A patient presented with an incidental finding located at the left sphenoid sinus and greater wing of the sphenoid. The area of interest is delineated by white arrows in the images. The CT slices show a nonexpansile lesion with a thin cortical margin and curvilinear internal calcifications. Patient denied any symptoms.
While the appearance is very unusual, this finding represents arrested pneumatization of the sphenoid sinus, a normal anatomical variation caused by an interruption of the normal development of the sinuses. The development of the sphenoid sinus begins with fatty transformation and fat involution of the bone marrow, followed by aeration of the marrow that results in pneumatization of the bone. The normal pneumatization process occurs soon after birth and ends at 10-14 years of age. Interruption of this process results in an area of persistent atypical fatty marrow that persists into adulthood and manifests as a nonexpansile lesion with thin cortical margins and curvilinear internal calcifications. The lesion will also respect the margins of adjacent foramina and lacks a normal trabecular pattern found in the adjacent bone. While arrested pneumatization can technically occur in any sinus, there is a marked predominance for the sphenoid sinus; however, the reasons why such a predominance is present or the causes for the alteration in normal development are not fully understood.

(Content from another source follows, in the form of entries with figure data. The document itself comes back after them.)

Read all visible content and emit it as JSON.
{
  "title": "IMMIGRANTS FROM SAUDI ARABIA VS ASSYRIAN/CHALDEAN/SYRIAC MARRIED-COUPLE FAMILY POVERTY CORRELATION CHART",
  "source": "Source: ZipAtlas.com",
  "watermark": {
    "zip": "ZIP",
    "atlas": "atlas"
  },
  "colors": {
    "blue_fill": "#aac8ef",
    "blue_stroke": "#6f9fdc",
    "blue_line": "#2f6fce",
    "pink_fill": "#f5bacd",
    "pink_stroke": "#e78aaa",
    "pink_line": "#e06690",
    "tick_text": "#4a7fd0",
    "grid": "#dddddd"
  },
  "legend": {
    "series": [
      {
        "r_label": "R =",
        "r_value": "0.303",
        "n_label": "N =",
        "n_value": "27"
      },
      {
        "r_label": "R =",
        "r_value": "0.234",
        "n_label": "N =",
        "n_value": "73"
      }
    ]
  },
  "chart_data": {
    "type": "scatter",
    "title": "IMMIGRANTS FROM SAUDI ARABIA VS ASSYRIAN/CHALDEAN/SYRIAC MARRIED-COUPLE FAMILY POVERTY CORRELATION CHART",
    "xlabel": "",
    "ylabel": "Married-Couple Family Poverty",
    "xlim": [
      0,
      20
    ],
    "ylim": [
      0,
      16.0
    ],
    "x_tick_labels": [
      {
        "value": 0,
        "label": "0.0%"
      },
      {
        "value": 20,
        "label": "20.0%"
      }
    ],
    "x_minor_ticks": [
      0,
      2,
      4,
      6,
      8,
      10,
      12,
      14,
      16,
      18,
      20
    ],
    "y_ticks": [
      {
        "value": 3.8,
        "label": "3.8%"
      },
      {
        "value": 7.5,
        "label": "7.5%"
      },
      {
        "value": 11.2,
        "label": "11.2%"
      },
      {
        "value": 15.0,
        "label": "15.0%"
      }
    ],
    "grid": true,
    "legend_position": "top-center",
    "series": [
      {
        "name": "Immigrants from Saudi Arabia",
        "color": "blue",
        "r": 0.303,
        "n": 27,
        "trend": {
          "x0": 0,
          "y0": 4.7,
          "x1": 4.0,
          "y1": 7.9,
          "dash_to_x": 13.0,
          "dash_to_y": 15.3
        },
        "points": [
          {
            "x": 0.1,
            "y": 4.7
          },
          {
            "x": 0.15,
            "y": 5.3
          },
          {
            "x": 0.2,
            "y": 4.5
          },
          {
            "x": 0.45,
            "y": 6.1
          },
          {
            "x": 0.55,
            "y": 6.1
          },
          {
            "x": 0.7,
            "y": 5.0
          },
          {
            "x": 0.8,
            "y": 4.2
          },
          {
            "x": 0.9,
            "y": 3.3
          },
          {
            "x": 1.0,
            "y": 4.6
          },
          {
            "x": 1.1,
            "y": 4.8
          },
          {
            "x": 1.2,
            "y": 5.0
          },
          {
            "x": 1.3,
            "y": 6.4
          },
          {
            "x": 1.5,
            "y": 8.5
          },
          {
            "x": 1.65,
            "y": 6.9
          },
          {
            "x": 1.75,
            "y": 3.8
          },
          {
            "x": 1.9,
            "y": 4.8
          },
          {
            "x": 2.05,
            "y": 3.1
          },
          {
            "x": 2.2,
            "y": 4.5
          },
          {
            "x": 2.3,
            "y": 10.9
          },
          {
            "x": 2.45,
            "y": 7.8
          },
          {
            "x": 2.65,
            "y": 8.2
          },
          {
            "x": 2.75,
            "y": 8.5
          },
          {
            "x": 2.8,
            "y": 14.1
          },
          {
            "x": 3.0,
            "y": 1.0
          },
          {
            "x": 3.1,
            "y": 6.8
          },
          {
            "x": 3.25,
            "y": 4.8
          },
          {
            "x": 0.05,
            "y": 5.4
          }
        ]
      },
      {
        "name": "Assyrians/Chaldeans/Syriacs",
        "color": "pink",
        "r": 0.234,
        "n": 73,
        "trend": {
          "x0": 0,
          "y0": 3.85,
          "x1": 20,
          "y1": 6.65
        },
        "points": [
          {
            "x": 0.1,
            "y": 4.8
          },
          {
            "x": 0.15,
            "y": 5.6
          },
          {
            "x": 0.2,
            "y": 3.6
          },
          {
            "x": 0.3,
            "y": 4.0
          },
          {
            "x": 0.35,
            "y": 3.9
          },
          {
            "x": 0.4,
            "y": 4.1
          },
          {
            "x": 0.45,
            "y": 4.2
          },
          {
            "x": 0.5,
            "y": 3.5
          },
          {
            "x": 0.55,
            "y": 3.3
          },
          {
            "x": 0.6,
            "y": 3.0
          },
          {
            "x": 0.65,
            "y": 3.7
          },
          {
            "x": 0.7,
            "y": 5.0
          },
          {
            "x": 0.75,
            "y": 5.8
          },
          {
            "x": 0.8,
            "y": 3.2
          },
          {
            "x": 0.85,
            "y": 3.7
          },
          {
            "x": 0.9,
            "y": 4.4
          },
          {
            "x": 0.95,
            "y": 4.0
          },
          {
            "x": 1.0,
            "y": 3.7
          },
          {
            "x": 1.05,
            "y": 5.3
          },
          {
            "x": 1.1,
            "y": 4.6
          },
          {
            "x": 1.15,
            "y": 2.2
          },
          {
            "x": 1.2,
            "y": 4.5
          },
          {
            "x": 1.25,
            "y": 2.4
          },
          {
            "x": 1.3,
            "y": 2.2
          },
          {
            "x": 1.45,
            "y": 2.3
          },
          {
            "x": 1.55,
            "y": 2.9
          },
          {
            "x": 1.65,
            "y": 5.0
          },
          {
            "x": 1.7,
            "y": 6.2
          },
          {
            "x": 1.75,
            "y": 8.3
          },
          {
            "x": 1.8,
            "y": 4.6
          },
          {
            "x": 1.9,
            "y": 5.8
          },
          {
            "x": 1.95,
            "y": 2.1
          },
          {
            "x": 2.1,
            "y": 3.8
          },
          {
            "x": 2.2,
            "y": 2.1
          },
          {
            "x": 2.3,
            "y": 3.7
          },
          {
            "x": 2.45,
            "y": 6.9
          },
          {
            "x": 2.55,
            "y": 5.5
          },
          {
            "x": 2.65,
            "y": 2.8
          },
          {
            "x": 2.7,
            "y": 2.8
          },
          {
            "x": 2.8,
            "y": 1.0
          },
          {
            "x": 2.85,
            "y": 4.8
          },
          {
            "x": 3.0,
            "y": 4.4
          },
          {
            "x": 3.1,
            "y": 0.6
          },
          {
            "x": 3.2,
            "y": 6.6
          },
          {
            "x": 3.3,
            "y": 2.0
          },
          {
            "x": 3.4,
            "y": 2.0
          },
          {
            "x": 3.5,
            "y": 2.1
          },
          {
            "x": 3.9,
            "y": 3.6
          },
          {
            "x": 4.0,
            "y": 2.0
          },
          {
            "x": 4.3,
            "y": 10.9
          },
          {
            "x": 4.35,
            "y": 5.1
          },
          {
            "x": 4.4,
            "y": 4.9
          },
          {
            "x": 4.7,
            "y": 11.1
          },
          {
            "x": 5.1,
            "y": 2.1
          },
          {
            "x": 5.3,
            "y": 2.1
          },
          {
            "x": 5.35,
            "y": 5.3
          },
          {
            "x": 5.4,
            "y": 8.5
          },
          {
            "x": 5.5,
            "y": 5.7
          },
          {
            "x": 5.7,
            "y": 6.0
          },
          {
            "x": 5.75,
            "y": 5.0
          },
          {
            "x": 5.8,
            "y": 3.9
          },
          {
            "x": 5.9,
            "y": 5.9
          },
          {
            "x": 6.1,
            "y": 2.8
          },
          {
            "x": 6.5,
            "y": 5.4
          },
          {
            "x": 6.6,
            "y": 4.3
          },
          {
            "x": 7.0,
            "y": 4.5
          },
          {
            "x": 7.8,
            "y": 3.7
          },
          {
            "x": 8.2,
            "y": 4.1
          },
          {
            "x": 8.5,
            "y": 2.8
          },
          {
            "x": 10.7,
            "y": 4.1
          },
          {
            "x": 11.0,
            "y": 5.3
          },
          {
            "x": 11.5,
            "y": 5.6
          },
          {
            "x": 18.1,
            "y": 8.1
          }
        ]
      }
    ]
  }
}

Potential differential diagnoses include: intraosseous lipoma, intraosseous hemangioma, fibrous dysplasia, ossifying fibroma, chordoma, chondrosarcoma, and metastases. In contrast to arrested pneumatization, all these conditions usually show signs of mass effect on the surrounding structures.
As this is a normal anatomical variation, no treatment is necessary. However, MR imaging may be indicated to rule out osseous pathology.
This case came from the article "The CT Prevalence of Arrested Pneumatization of the sphenoid Sinus in Patients with Sickle Cell Disease" by A.V. Prabhu, and B.F. Branstetter.